In this talk, the concepts around materials informatics will be introduced, Citrine’s software will be described, and several case studies demonstrating the value of materials informatics will be discussed.

Exponential Technologies Ltd
Matthias Kaiser
CEO & Co Founder

How to democratize machine learning in material science.
As materials and manufacturing processes get more and more complicated also R&D processes become more complex. Traditional R&D methods are often too inefficient to harness the full potential of these new materials and manufacturing processes. Machine learning based R&D software is faster, more efficient and offers many other benefits. However, many ML tools are built from data scientists for data scientists, hence, are complicated to use and require user expertise.
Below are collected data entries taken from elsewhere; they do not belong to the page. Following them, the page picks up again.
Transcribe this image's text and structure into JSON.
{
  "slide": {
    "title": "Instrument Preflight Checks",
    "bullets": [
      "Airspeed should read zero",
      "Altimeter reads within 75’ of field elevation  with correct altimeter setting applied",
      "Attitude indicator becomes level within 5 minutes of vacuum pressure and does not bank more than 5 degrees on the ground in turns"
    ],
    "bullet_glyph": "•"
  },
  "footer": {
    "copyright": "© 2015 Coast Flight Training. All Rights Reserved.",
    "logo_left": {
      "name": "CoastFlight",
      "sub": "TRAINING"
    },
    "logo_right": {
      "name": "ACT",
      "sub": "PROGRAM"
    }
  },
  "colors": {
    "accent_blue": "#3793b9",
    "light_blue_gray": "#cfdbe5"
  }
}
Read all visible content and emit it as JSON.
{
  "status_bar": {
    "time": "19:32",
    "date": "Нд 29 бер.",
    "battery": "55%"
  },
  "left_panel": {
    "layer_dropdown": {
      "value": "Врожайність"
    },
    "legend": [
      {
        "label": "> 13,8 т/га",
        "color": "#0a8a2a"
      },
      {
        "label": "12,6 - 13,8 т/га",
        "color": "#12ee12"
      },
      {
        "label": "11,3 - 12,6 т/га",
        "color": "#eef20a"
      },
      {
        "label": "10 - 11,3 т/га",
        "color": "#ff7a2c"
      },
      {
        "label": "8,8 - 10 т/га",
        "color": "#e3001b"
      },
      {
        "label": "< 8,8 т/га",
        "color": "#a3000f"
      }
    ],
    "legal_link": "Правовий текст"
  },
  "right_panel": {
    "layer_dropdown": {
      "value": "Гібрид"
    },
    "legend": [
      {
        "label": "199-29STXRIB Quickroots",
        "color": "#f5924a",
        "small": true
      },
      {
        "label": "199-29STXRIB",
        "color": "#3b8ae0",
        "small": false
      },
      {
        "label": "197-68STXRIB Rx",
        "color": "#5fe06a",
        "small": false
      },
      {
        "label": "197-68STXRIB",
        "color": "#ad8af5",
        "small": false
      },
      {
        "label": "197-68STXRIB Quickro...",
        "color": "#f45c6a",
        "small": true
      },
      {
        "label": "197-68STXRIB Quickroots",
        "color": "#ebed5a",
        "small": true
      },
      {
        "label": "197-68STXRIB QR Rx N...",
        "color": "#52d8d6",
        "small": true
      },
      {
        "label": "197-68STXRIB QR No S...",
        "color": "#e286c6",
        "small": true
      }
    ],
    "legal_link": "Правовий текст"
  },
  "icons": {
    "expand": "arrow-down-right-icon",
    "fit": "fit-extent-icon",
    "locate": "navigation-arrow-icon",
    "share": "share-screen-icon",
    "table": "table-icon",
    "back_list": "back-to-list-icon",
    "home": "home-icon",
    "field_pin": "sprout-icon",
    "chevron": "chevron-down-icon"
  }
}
In my talk I will show you how easy to use tools can help engineers and researchers to reduce R&D time by up to 95% and mitigate supply chain risks without the need of ML or programming knowledge.

Freie Universität Berlin
Seyed Mohamad Moosavi
Scientist

Blueprints for automated material discovery using artificial intelligence
Tailor-making materials for a given application is one of the most desired, yet challenging, technological advancements of our century. We need these materials to reach the global sustainability goals of our society, including climate action and affordable clean energy. The success in generating large quantities, high-quality data on materials in the past decade makes the field ready for an abrupt growth toward this aim by applying the tools from the field of artificial intelligence. To enable this, however, we need to develop material-specific machine learning approaches and methodologies. In my talk, I will discuss how we are approaching this challenge by discussing a few success stories from the field of nanoporous materials for energy applications, including quantifying the novelty of new materials, learning from failures, and multi-scale design from atoms to chemical plants.